If any black, white or hairy scum appears - usually on the fruit exposed to air - remove that right away, because that's just mold. If you smell anything other than a familiar vinegar smell, then you should toss that batch right into the compost pile. A properly fermenting vinegar will smell like vinegar or hardly have a smell at all. Foul odors are obviously a bad sign. So far, in my experience, I've not had any foul odors.
You can "can" the vinegar like you would homemade jelly or jam for long-term shelf storage. I'm not an expert canner, so I can't detail the process for you here.
You can pasteurize the vinegar. Removed any "mother" from the vinegar. Some people keep the mother alive in a little vinegar and keep it in the refrigerator to make more vinegar. You don't have to but you might. The vinegar is sterilized it by heating it to 150* for thirty minutes in a clean pot. This pasteurization process will kill the vinegar-making bacteria which is still in it. You can then bottle it or put in a mason jar and keep it safely in the refrigerator. If you don't pasteurize the vinegar there is the possibility that you will have your vinegar turn more sour, as the bacteria are "still alive" and will continue to propagate.
Your fruit scraps can come from almost any source. I have used the cores of apples from my kids' lunches, for example, or the skin from peeled apples. I rinse my fruit scraps in water and then toss them into a container, then into the freezer. When I have about a couple of pounds worth of fruit stuff, I can turn them into fruit vinegar.

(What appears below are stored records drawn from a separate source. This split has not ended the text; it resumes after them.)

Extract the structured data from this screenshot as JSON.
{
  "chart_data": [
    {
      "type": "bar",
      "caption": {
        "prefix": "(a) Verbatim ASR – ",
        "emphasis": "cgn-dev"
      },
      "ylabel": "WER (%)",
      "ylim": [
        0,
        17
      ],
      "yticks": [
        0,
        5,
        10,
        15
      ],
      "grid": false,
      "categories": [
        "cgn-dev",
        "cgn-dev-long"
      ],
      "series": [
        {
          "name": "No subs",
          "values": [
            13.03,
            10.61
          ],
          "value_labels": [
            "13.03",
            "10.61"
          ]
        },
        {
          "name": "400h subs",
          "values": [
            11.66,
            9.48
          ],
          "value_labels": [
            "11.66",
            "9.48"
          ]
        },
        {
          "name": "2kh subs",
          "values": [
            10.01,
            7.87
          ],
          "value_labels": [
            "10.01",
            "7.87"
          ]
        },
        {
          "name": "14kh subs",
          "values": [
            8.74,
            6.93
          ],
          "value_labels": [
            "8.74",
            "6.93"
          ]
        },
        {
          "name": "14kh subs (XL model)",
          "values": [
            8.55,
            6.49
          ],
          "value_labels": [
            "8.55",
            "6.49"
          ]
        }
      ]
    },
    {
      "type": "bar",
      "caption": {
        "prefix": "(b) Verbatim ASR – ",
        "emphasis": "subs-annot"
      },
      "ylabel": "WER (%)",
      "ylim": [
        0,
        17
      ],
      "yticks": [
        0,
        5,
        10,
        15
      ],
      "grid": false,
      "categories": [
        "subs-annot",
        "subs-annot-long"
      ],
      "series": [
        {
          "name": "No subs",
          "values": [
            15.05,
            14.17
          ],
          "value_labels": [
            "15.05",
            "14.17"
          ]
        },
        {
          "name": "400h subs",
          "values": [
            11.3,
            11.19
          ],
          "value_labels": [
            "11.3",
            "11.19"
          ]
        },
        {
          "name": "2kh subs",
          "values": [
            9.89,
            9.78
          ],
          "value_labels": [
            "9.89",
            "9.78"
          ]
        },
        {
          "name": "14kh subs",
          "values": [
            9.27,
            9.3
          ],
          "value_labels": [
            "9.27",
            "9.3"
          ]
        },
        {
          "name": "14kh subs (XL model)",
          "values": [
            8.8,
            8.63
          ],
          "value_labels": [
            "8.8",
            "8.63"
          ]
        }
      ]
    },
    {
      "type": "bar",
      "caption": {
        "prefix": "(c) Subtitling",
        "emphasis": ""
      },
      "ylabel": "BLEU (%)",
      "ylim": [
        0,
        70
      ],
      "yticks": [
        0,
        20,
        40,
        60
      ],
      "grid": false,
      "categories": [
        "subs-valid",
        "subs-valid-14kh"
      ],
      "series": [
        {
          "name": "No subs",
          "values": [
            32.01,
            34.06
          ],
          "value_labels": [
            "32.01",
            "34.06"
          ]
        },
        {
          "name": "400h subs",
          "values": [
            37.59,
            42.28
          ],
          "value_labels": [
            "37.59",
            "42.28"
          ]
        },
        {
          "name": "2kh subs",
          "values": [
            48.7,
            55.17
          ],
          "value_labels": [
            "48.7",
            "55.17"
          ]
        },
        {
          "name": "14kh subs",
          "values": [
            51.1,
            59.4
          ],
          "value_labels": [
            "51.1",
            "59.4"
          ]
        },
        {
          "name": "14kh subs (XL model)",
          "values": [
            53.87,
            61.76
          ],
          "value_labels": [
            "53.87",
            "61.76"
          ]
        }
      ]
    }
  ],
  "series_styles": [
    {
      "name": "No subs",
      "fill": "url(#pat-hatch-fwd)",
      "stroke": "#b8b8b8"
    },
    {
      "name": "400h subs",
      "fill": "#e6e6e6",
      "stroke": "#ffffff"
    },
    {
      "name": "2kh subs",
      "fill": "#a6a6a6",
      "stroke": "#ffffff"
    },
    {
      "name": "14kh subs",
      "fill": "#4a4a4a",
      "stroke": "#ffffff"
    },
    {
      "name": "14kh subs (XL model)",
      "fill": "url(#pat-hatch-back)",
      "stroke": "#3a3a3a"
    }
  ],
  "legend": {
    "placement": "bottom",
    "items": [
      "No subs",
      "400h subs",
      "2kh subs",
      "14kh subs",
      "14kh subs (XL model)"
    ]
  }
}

I've am currently making banana vinegar, which I understand is very popular in Mexico. The process is a little different as it involved me boiling banana peels (and one old banana) to create a brown liquid, which I strained fruit bit out, and then added sugar solution. I threw the remains into our garden as bananas are famous for being great fertilizer.
If you end up making quite a lot of vinegar over time, you can make them into gifts for friends and family. There are pretty bottles you can purchase from shops like World Market Imports or CostPlus which are inexpensive. I actually save interesting bottles from various dressings and sauces for this purpose and it's a great way to recycle. It's smart to clean and sterilize all bottles you are going to use - both new and recycled - by cleaning them with very hot water and soap, boiling or running them through a dishwasher cycle.